Cooking of Eggs: The albumin of the egg begins to coagulate at 60°C; and solidifies at 64°C - 65°C. At boiling point 100°, the Albumin becomes tough. However there is little change in the nutrients present in the egg.

CULINARY ART
Culinary art is the art of cooking. The word "culinary" is defined as something related to or connected with cooking or kitchens. A culinary is a person working in the culinary arts. A Culinary working in restaurants is commonly known as a cook or a chef. Culinary artists are responsible for skillfully preparing meals that are as pleasing to the palate as to the eye. Increasingly they are required  to  have knowledge  of  the  science  of  food  and  an understanding  of  diet  and  nutrition.  They work primarily in Restaurants, fast food franchises, delicatessens, hospitals and other institutions and corporations.

CUISINE

Cuisine is a specific set of cooking traditions and practices, often associated with a specific culture. Religious food laws can also Exercise a strong influence on cuisine. A cuisine is primarily influenced by the ingredients that are available locally or through trade.


Summarize 
Cooking is an act of preparing food for eating.  It encompasses a vast range of methods, tools and combinations of ingredients to improve the flavor or digestibility of food. It generally requires the selection, measurement and combining of ingredients in an ordered procedure in an effort to achieve the desired result. 

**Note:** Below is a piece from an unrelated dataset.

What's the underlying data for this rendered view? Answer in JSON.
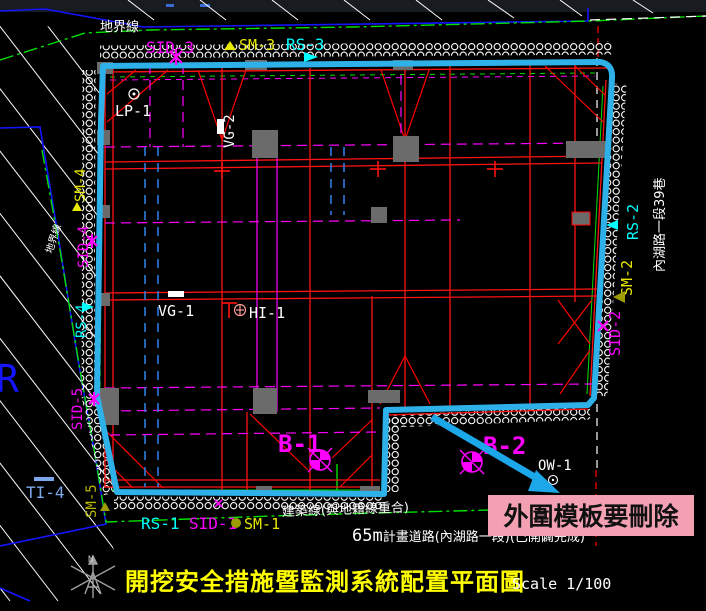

Cooking tenders the food easy to digest. It makes mastication easier. It lends a new flavor and thereby stimulates digestive juices. It sterilizes food by killing microorganisms and parasitic ova and eggs. It introduces variety, that is, many different cooking increases the acceptability of food, whereas bad cooking may lead to rejection of even highly nutritious attractive foods. Different raw materials are Used in cooking to produce a complete dish. Each ingredient in a dish has a special part to play. The materials are classified according to the part they play in making up a dish. The effects of cooking on the chief constituents of food are visible in their increased digestibility.
Culinary art is the art of cooking. The culinary arts profession is made up of people who work either directly or indirectly in the Preparation and service of food items in the public or private sector. Cuisine is a specific set of cooking traditions and practices, often Associated with a specific culture.